BUILDING, NOT REPLACING
Subscription builds on the leasing experience, but does not necessarily replace it. “Drivers who are used to leasing in the mainstream market will not give it up,” says Shankar. “The likes of Ford will continue to work with dealerships to offer 24- and 36-month leases; they will not want to dilute this.”

Rather, subscriptions are being piloted as a complementary offer to more established car finance products. Shankar says US-based executives he has spoken with see “low-lease penetration states [as] the key targets”.

“They see customers that still cannot afford to lease a vehicle, and whose only option is to buy one,” he says. “[With subscriptions they] are looking at converting a vehicle that would sit idle in a dealership lot, and make it available to a customer who does not have a credit history, but has the affordability.”

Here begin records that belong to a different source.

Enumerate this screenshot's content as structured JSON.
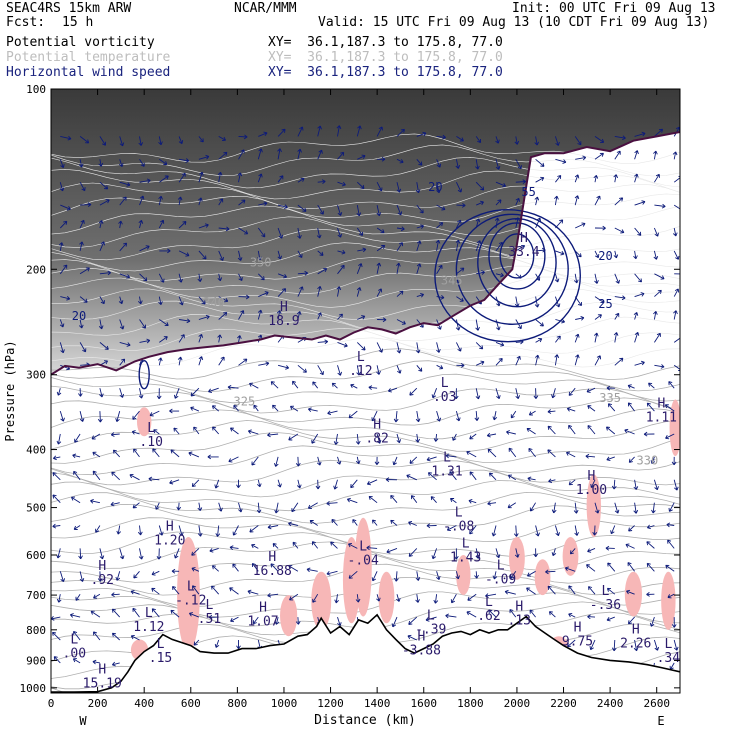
{
  "header": {
    "model": "SEAC4RS 15km ARW",
    "center": "NCAR/MMM",
    "init": "Init: 00 UTC Fri 09 Aug 13",
    "fcst_label": "Fcst:",
    "fcst_value": "15 h",
    "valid": "Valid: 15 UTC Fri 09 Aug 13 (10 CDT Fri 09 Aug 13)"
  },
  "fields": [
    {
      "name": "Potential vorticity",
      "xy": "XY=  36.1,187.3 to 175.8, 77.0",
      "color": "#000000"
    },
    {
      "name": "Potential temperature",
      "xy": "XY=  36.1,187.3 to 175.8, 77.0",
      "color": "#bdbdbd"
    },
    {
      "name": "Horizontal wind speed",
      "xy": "XY=  36.1,187.3 to 175.8, 77.0",
      "color": "#1a237e"
    }
  ],
  "colors": {
    "pv_fill": "#404040",
    "pv_contour": "#4a1040",
    "theta": "#b0b0b0",
    "wind": "#0d1b7a",
    "positive_region": "#f7b7b7",
    "terrain": "#000000"
  },
  "chart_data": {
    "type": "cross-section",
    "xlabel": "Distance (km)",
    "ylabel": "Pressure (hPa)",
    "xlim": [
      0,
      2700
    ],
    "ylim": [
      1020,
      100
    ],
    "y_scale": "log",
    "x_ticks": [
      0,
      200,
      400,
      600,
      800,
      1000,
      1200,
      1400,
      1600,
      1800,
      2000,
      2200,
      2400,
      2600
    ],
    "y_ticks": [
      100,
      200,
      300,
      400,
      500,
      600,
      700,
      800,
      900,
      1000
    ],
    "x_end_labels": {
      "left": "W",
      "right": "E"
    },
    "terrain": [
      [
        0,
        1016
      ],
      [
        100,
        1016
      ],
      [
        200,
        1015
      ],
      [
        260,
        1000
      ],
      [
        300,
        975
      ],
      [
        330,
        940
      ],
      [
        360,
        900
      ],
      [
        400,
        870
      ],
      [
        440,
        850
      ],
      [
        480,
        815
      ],
      [
        520,
        830
      ],
      [
        560,
        840
      ],
      [
        600,
        850
      ],
      [
        640,
        870
      ],
      [
        700,
        875
      ],
      [
        760,
        875
      ],
      [
        820,
        860
      ],
      [
        880,
        860
      ],
      [
        940,
        850
      ],
      [
        1000,
        845
      ],
      [
        1060,
        820
      ],
      [
        1100,
        815
      ],
      [
        1140,
        790
      ],
      [
        1160,
        765
      ],
      [
        1200,
        810
      ],
      [
        1240,
        790
      ],
      [
        1280,
        815
      ],
      [
        1320,
        770
      ],
      [
        1360,
        780
      ],
      [
        1400,
        755
      ],
      [
        1440,
        800
      ],
      [
        1480,
        830
      ],
      [
        1520,
        860
      ],
      [
        1560,
        875
      ],
      [
        1600,
        860
      ],
      [
        1640,
        845
      ],
      [
        1680,
        820
      ],
      [
        1720,
        810
      ],
      [
        1760,
        805
      ],
      [
        1800,
        815
      ],
      [
        1840,
        800
      ],
      [
        1880,
        810
      ],
      [
        1920,
        800
      ],
      [
        1960,
        800
      ],
      [
        2000,
        780
      ],
      [
        2040,
        760
      ],
      [
        2080,
        790
      ],
      [
        2120,
        810
      ],
      [
        2160,
        830
      ],
      [
        2200,
        850
      ],
      [
        2260,
        875
      ],
      [
        2320,
        890
      ],
      [
        2400,
        900
      ],
      [
        2480,
        905
      ],
      [
        2560,
        915
      ],
      [
        2620,
        925
      ],
      [
        2700,
        940
      ]
    ],
    "tropopause": [
      [
        0,
        300
      ],
      [
        60,
        290
      ],
      [
        120,
        292
      ],
      [
        200,
        288
      ],
      [
        280,
        295
      ],
      [
        360,
        285
      ],
      [
        420,
        280
      ],
      [
        500,
        275
      ],
      [
        580,
        272
      ],
      [
        660,
        270
      ],
      [
        740,
        268
      ],
      [
        820,
        265
      ],
      [
        900,
        262
      ],
      [
        960,
        258
      ],
      [
        1040,
        260
      ],
      [
        1120,
        262
      ],
      [
        1180,
        258
      ],
      [
        1240,
        262
      ],
      [
        1300,
        255
      ],
      [
        1360,
        250
      ],
      [
        1420,
        252
      ],
      [
        1480,
        256
      ],
      [
        1540,
        250
      ],
      [
        1600,
        246
      ],
      [
        1660,
        248
      ],
      [
        1720,
        240
      ],
      [
        1800,
        230
      ],
      [
        1860,
        225
      ],
      [
        1920,
        212
      ],
      [
        1980,
        200
      ],
      [
        2000,
        182
      ],
      [
        2060,
        130
      ],
      [
        2120,
        128
      ],
      [
        2200,
        128
      ],
      [
        2300,
        125
      ],
      [
        2400,
        127
      ],
      [
        2500,
        122
      ],
      [
        2600,
        120
      ],
      [
        2700,
        118
      ]
    ],
    "theta_contours": [
      {
        "label": "325",
        "x": 830,
        "p": 338
      },
      {
        "label": "330",
        "x": 2560,
        "p": 424
      },
      {
        "label": "335",
        "x": 2400,
        "p": 333
      },
      {
        "label": "340",
        "x": 700,
        "p": 231
      },
      {
        "label": "345",
        "x": 1720,
        "p": 212
      },
      {
        "label": "350",
        "x": 900,
        "p": 198
      }
    ],
    "wind_speed_labels": [
      {
        "label": "20",
        "x": 1650,
        "p": 148
      },
      {
        "label": "20",
        "x": 2380,
        "p": 193
      },
      {
        "label": "25",
        "x": 2380,
        "p": 232
      },
      {
        "label": "55",
        "x": 2050,
        "p": 151
      },
      {
        "label": "20",
        "x": 120,
        "p": 243
      }
    ],
    "extrema": [
      {
        "kind": "H",
        "value": "18.9",
        "x": 1000,
        "p": 245
      },
      {
        "kind": "H",
        "value": "33.4",
        "x": 2030,
        "p": 188
      },
      {
        "kind": "L",
        "value": ".12",
        "x": 1330,
        "p": 297
      },
      {
        "kind": "L",
        "value": ".03",
        "x": 1690,
        "p": 328
      },
      {
        "kind": "H",
        "value": ".82",
        "x": 1400,
        "p": 385
      },
      {
        "kind": "L",
        "value": ".10",
        "x": 430,
        "p": 390
      },
      {
        "kind": "L",
        "value": "1.31",
        "x": 1700,
        "p": 437
      },
      {
        "kind": "H",
        "value": "1.11",
        "x": 2620,
        "p": 355
      },
      {
        "kind": "H",
        "value": "1.00",
        "x": 2320,
        "p": 469
      },
      {
        "kind": "L",
        "value": "-.08",
        "x": 1750,
        "p": 540
      },
      {
        "kind": "H",
        "value": "1.20",
        "x": 510,
        "p": 570
      },
      {
        "kind": "L",
        "value": "1.43",
        "x": 1780,
        "p": 608
      },
      {
        "kind": "L",
        "value": "-.04",
        "x": 1340,
        "p": 615
      },
      {
        "kind": "H",
        "value": "16.88",
        "x": 950,
        "p": 640
      },
      {
        "kind": "L",
        "value": "-.09",
        "x": 1930,
        "p": 662
      },
      {
        "kind": "H",
        "value": ".92",
        "x": 220,
        "p": 663
      },
      {
        "kind": "L",
        "value": "-.12",
        "x": 600,
        "p": 718
      },
      {
        "kind": "L",
        "value": "-.36",
        "x": 2380,
        "p": 730
      },
      {
        "kind": "L",
        "value": ".51",
        "x": 680,
        "p": 770
      },
      {
        "kind": "H",
        "value": "1.07",
        "x": 910,
        "p": 778
      },
      {
        "kind": "L",
        "value": ".62",
        "x": 1880,
        "p": 762
      },
      {
        "kind": "H",
        "value": ".13",
        "x": 2010,
        "p": 775
      },
      {
        "kind": "L",
        "value": "-.39",
        "x": 1630,
        "p": 802
      },
      {
        "kind": "L",
        "value": "1.12",
        "x": 420,
        "p": 795
      },
      {
        "kind": "H",
        "value": "9.75",
        "x": 2260,
        "p": 840
      },
      {
        "kind": "H",
        "value": "2.26",
        "x": 2510,
        "p": 846
      },
      {
        "kind": "H",
        "value": "-3.88",
        "x": 1590,
        "p": 870
      },
      {
        "kind": "L",
        "value": ".15",
        "x": 470,
        "p": 895
      },
      {
        "kind": "L",
        "value": ".00",
        "x": 100,
        "p": 880
      },
      {
        "kind": "L",
        "value": ".34",
        "x": 2650,
        "p": 895
      },
      {
        "kind": "H",
        "value": "15.19",
        "x": 220,
        "p": 988
      }
    ]
  }
}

The strategy for Europe, where the subscription playing field is younger, could take either direction, says Octavian Chelu, principal consultant of fleet and leasing, also at Frost & Sullivan.

“It will be interesting to see if, after the US experience, the same companies are going to enter the European market through countries with low leasing penetration – so maybe start with Central and Eastern Europe.

Or maybe they will decide go through the big markets, like the UK, Germany and the Netherlands, because there is a culture around new vehicle solutions, financing and mobility.”In any case, OEMs are finding a major contender in noncarmakers when it comes to Europe. A prime example is LeasePlan, where Chelu worked until 2017.

“It has launched [retail platform] Carnext. com, and is reselling end-of-contract vehicles on a subscription basis,” he notes. “It is something new, and it came out of a leasing company – which I would say shows us the big leasing players can also find a way to adapt subscriptions to their existing business model.”

The advantage for LeasePlan is twofold. As a leasing company, it monitors the condition of its vehicles very closely, meaning that when a car is remarketed on a subscription basis, it is going to have a clean slate.

Additionally, using second-hand stock allows for a substantially lower price point than in the case of high-end carmakers. “It will be interesting to see if [LeasePlan] is willing to take it one step further, [to] new vehicles or any other product mix,” says Chelu.

Whatever strategy OEMs and distributors choose, they are set on tapping into a newfound gap in mobility demand. “I think it has a future; there is a place for it,” says Chelu. “You do have a lot of people in need of a seasonal vehicle, or who do not want to be tied to a long-term solutions. I think this kind of mentality is going to grow more and more with the new generation.”